Oil Prices Edged Down on Mixed US Stockpiles
SECAUCUS, NJ (DTN) – Oil prices ended lower on Thursday (9/17), reacting to a mixed U.S. stockpile picture and a modest Federal Reserve rate cut that is unlikely to significantly boost the economy.
The NYMEX WTI futures contract for October delivery settled down $0.33 at $63.72 bbl, while the ICE Brent futures contract for November delivery fell $0.36 to $67.59 bbl.
October RBOB gasoline futures slid $0.0115 to $2.0115 gallon. The front-month ULSD contract retreated $0.0118 to $2.3430 gallon.
In contrast, the U.S. dollar index strengthened by 0.440 points to 96.955 against a basket of foreign currencies.
The U.S. Energy Information Administration on Wednesday (9/17) reported commercial crude oil inventories shrank by 9.3 million bbl last week as exports soared to a 21-month high. At the same time, a surprisingly large build in distillate fuel oil inventories raised concerns over the health of the U.S. economy and fuel demand. Nationwide distillate fuel oil stocks jumped 4.7 million bbl, or 4%, in a single week to 120.6 million bbl.

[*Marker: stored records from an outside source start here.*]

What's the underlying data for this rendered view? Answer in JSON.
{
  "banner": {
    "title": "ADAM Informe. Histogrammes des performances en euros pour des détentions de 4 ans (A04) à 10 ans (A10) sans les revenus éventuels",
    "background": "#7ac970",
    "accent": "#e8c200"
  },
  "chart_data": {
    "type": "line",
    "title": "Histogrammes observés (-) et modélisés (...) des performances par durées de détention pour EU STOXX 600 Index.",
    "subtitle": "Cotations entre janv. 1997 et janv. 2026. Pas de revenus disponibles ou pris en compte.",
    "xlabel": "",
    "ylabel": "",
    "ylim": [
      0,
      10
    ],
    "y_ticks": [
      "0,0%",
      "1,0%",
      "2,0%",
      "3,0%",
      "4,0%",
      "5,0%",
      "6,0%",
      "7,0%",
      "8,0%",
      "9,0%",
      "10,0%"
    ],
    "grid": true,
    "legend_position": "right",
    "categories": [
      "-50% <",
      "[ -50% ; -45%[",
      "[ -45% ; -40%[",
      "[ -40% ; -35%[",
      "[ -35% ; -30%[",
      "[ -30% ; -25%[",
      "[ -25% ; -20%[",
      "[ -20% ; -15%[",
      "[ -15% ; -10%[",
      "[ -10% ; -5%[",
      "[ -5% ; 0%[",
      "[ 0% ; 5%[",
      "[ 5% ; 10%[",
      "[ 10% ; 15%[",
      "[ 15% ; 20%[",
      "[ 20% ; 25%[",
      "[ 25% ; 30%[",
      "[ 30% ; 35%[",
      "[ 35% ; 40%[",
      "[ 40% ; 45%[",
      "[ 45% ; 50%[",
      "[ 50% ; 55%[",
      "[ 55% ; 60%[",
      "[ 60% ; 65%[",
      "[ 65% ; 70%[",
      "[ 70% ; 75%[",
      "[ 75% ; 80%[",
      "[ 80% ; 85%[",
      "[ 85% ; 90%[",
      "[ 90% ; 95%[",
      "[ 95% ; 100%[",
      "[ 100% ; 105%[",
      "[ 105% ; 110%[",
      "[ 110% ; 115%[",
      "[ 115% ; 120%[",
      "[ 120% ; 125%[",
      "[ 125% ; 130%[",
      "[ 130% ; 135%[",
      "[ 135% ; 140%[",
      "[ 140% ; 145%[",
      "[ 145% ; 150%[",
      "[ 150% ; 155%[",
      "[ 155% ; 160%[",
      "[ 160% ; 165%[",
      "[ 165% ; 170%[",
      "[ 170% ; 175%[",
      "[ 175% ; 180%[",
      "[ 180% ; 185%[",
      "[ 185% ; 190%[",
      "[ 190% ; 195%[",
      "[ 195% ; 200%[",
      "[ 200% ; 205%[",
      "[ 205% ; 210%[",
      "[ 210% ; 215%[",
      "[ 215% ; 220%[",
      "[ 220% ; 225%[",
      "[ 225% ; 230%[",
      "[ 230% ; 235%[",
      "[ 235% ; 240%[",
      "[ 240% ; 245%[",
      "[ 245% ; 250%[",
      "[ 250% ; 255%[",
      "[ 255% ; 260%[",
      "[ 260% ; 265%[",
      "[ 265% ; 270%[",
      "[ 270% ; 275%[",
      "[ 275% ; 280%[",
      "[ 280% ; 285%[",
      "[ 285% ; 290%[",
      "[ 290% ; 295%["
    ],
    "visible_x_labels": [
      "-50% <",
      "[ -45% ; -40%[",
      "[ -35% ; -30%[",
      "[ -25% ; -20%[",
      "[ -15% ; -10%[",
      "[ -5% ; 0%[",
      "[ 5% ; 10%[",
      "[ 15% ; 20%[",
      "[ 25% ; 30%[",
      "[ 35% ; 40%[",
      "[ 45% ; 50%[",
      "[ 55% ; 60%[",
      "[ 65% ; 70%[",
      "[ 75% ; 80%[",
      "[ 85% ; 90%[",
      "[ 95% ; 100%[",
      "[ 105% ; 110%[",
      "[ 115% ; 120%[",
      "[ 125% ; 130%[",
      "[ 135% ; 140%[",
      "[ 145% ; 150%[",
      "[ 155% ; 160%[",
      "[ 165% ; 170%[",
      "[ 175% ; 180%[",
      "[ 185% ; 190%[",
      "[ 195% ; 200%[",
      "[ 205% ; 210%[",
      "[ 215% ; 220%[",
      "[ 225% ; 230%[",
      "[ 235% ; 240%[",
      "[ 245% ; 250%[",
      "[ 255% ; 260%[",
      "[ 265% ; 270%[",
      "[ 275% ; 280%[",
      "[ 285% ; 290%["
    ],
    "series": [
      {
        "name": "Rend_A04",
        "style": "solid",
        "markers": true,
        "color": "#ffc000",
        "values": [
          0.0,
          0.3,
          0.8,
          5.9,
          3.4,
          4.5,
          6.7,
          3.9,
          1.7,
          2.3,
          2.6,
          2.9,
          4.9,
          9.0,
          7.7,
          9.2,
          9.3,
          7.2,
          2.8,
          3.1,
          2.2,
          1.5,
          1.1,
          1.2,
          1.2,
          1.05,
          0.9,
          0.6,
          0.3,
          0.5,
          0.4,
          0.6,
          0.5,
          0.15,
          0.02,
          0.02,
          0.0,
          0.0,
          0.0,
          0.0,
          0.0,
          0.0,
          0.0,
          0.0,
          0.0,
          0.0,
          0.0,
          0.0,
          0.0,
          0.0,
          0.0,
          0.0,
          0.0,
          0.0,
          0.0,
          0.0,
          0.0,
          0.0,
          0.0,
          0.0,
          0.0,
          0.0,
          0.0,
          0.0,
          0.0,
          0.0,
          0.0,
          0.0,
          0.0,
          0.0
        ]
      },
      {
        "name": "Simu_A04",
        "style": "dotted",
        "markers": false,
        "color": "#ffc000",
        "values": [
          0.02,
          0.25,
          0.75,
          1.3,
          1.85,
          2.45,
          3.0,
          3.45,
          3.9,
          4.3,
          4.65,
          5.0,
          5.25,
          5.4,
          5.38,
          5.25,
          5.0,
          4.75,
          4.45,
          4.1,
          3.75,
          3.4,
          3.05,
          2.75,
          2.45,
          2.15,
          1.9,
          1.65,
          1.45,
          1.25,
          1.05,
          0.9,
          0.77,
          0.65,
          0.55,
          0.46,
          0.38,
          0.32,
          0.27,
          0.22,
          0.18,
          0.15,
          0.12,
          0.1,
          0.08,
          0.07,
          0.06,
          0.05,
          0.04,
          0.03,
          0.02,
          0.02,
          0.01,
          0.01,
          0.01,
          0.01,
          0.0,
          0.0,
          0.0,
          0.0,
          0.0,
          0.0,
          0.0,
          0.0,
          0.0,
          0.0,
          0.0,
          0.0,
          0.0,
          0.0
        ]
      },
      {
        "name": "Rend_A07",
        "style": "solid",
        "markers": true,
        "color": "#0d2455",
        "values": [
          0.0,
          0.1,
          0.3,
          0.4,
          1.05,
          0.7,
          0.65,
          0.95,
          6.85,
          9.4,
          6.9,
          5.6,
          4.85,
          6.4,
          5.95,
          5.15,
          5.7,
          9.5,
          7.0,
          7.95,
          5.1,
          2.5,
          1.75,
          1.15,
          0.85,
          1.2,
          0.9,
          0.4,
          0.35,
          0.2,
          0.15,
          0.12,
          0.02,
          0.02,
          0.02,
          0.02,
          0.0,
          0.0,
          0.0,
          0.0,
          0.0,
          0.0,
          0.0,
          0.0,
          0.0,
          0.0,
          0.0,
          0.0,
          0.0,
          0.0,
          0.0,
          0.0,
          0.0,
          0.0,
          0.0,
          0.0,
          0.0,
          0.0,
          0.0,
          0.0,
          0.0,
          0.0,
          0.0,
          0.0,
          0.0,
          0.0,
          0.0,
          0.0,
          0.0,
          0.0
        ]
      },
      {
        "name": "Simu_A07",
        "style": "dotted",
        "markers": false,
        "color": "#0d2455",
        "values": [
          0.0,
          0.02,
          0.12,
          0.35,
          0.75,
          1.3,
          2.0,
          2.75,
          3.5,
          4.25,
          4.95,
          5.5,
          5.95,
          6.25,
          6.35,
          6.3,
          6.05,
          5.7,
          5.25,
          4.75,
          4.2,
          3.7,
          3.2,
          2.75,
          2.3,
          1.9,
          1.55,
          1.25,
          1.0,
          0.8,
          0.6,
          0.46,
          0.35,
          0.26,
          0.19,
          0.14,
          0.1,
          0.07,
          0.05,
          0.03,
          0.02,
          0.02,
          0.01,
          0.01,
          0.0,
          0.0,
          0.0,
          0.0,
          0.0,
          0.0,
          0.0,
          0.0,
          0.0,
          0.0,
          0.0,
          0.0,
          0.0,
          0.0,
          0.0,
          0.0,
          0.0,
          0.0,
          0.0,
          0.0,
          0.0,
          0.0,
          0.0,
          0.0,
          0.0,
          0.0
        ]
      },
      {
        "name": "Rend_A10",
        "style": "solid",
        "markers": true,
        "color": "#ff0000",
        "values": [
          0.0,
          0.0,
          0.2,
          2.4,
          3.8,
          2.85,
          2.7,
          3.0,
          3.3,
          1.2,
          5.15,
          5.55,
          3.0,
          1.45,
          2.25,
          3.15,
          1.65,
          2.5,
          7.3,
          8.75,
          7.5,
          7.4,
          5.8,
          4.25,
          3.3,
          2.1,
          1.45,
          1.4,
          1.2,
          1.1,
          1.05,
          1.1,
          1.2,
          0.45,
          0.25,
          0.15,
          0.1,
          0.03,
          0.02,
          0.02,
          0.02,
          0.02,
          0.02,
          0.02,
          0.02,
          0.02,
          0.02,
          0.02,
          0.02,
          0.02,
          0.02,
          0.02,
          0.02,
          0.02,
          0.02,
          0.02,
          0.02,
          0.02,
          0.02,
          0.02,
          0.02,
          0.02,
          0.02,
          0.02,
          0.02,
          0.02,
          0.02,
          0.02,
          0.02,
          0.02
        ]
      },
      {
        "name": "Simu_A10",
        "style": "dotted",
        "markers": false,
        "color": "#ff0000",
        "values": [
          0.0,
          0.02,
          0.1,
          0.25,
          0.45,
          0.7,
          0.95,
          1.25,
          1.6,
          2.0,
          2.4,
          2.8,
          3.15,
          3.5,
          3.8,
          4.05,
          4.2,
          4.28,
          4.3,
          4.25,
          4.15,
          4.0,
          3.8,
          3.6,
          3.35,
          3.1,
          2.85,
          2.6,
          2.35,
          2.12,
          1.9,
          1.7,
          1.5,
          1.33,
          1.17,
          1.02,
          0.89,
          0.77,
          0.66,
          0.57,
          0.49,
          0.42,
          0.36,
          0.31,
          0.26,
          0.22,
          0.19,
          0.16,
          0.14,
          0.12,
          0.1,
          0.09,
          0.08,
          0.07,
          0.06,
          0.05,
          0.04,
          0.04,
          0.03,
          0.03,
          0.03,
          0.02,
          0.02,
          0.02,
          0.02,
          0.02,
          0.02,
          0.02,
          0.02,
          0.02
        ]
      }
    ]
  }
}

Concerns on US economic growth going forth also gripped markets after the Fed executed just a 25-basis point cut on Wednesday (9/17) versus expectations of some on Wall Street for a larger reduction.
This lent tepid support to markets, especially after Fed Chair Jerome Powell acknowledged labor market weakness and suggested there will be more rate cuts, without committing to their size or timeline. Investors, however, expect another two 25-basis-point cuts this year.
These factors counteracted European Union efforts to present to member states on Friday the revised 19th package of sanctions against Russia over the Ukraine war, to better coordinate with the Trump administration the phasing out Russian oil imports.
The EU’s sanctions package comes as President Donald Trump conditioned fresh U.S. sanctions on NATO and EU countries ceasing all purchases of Russian oil.
The reviewed package may include secondary sanctions on buyers of Russian oil, and, according to a social media statement by European Commission President Ursula von der Leyen, will contain a plan to more quickly phase out purchases of Russian energy.
While Russian flows to Europe have plummeted since the invasion of Ukraine, two landlocked NATO and EU countries, Slovakia and Hungary, are currently exempt from the EU embargo on Russian oil imports, given their limited supply alternatives. Under their current agreement, EU countries have until 2028 to completely faze out Russian energy purchases.